Neural networks are natural fits for discovering patterns from data. They can extract the statistical association between "rain" and "slippery" from billions of text passages, and even express that association in causal language. But we've spent five articles establishing that what they discover is correlation, not causation.
One excels at structure but not discovery. The other excels at discovery but not structure.
A convergence already underway
In 2024–2025 research, a clear trend is emerging: using LLMs as a knowledge prior in combination with traditional causal algorithms. The LLM provides "guesses" about possible causal relationships between variables; traditional algorithms (like the PC algorithm) verify whether those guesses are statistically consistent with the data.

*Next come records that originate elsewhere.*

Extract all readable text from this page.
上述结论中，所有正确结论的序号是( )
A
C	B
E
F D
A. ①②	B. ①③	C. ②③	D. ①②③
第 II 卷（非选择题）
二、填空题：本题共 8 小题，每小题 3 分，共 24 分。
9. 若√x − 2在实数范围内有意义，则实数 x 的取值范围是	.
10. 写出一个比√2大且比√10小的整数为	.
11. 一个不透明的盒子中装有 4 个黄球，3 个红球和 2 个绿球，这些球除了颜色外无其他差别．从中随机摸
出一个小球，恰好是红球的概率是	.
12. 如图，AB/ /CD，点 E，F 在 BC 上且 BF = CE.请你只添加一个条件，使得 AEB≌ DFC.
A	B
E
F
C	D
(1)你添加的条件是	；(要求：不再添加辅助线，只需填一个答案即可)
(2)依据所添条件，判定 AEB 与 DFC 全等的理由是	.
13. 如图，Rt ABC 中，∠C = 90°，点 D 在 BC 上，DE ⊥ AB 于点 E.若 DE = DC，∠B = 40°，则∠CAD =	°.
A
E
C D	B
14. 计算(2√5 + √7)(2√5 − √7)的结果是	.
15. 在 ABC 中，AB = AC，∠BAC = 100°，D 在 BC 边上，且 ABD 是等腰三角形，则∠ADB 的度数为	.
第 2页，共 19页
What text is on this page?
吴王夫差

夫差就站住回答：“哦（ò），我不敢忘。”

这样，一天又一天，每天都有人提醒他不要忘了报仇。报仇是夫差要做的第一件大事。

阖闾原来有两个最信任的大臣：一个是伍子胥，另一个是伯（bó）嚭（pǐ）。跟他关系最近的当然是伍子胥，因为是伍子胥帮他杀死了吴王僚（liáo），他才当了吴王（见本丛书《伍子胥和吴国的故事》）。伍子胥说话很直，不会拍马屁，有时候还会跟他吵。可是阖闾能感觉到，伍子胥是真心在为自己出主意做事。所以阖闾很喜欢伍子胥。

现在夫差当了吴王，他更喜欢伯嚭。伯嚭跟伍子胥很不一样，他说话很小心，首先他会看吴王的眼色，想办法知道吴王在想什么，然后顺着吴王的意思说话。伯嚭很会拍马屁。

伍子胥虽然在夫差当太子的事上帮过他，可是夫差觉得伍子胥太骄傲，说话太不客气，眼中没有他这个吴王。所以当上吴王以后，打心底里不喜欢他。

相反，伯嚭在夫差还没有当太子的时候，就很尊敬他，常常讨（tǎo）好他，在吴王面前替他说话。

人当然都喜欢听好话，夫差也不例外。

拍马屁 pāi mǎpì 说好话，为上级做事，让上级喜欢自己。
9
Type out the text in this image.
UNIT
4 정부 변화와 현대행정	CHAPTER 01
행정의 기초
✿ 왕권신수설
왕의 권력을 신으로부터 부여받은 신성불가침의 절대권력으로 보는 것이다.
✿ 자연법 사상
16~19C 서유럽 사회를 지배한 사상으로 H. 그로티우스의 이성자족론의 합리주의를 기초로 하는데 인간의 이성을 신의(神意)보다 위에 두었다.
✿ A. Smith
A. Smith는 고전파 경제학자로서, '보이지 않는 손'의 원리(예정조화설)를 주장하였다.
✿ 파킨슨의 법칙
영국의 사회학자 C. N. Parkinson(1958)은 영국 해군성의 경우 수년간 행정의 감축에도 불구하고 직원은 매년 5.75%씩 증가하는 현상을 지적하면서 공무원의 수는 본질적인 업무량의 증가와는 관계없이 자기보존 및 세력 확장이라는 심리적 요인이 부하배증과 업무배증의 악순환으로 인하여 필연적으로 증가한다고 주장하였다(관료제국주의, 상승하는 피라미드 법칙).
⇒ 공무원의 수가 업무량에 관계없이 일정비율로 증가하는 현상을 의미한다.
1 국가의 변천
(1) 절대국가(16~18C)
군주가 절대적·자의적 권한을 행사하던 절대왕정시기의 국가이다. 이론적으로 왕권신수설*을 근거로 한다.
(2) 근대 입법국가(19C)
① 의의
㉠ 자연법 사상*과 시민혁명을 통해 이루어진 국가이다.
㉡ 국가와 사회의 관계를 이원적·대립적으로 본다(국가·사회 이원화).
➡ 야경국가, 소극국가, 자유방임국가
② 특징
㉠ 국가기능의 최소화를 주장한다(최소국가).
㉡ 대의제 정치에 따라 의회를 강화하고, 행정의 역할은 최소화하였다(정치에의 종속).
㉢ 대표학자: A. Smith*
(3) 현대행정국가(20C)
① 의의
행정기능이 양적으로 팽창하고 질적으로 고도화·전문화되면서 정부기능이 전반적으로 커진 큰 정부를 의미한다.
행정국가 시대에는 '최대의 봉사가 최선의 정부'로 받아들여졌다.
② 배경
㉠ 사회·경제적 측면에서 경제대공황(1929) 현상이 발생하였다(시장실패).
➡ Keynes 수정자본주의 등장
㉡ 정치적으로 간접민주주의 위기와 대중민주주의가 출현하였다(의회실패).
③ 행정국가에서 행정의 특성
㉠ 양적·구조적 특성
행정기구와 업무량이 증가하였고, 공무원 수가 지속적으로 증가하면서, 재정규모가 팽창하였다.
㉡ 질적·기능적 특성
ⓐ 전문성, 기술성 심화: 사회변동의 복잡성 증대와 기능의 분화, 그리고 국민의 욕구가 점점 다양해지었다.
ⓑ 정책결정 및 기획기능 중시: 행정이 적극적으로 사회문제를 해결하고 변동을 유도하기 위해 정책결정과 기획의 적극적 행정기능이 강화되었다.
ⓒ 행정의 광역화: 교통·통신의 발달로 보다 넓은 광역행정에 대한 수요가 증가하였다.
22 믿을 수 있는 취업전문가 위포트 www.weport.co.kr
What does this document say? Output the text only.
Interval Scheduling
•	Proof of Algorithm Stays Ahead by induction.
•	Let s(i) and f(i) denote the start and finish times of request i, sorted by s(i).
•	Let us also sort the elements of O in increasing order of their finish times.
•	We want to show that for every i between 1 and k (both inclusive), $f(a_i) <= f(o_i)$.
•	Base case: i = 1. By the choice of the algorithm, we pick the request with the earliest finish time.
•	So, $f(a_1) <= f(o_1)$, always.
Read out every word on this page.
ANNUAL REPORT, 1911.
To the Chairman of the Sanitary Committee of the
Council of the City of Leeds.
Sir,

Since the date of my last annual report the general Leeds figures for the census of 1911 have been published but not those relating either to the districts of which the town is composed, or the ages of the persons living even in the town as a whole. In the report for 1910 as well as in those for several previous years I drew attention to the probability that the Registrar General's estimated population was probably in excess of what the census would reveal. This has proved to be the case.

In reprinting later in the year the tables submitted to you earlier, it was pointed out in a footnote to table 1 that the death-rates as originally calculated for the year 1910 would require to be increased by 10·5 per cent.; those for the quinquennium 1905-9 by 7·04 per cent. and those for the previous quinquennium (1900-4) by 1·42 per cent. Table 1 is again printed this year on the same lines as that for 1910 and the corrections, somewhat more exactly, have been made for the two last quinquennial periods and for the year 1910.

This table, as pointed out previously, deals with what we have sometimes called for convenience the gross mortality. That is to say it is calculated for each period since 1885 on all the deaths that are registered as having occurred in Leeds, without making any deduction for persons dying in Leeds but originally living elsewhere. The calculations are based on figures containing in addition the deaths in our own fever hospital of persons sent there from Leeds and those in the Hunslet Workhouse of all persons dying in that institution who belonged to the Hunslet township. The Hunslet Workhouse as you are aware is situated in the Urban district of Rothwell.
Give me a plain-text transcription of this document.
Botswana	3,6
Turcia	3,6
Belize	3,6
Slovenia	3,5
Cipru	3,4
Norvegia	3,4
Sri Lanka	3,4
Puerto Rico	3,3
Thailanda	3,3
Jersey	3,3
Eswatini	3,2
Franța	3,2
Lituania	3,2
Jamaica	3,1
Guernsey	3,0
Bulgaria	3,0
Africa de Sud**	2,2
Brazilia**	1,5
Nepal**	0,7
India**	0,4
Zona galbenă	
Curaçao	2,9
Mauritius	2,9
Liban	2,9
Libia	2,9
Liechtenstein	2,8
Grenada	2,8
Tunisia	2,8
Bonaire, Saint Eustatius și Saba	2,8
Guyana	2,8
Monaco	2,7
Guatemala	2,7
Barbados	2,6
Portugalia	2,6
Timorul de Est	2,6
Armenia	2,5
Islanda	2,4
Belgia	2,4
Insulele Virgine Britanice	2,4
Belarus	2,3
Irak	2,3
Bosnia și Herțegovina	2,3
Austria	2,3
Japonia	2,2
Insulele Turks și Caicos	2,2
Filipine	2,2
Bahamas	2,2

The combination significantly outperforms either approach used alone.
This is not "getting the LLM to do causal reasoning." It's letting the LLM do what it's good at (extracting linguistic expressions of causal knowledge from text), then using formal tools to do what it's not good at (verifying whether those expressions are consistent with actual causal structure in the data).
The engineering implementation of causal discipline ultimately has to answer this question: how do structure and discovery — symbolic systems and neural networks — collaborate?
That question's answer doesn't belong in this chapter. It belongs to an older divide — one that artificial intelligence has faced since the day it was born: symbolism versus connectionism.
That's the next chapter's story.
Further reading¶
- Shantanu Yanagihara et al., "Failure Modes of LLMs for Causal Reasoning on Narratives" (2024) — Identifies three systematic failure modes in LLM causal reasoning (temporal ordering bias, long-range reasoning collapse, over-reliance on parametric knowledge over context) and finds that forcing the model to extract an explicit causal graph before reasoning significantly mitigates all three. A microcosm of the carrier question in empirical form.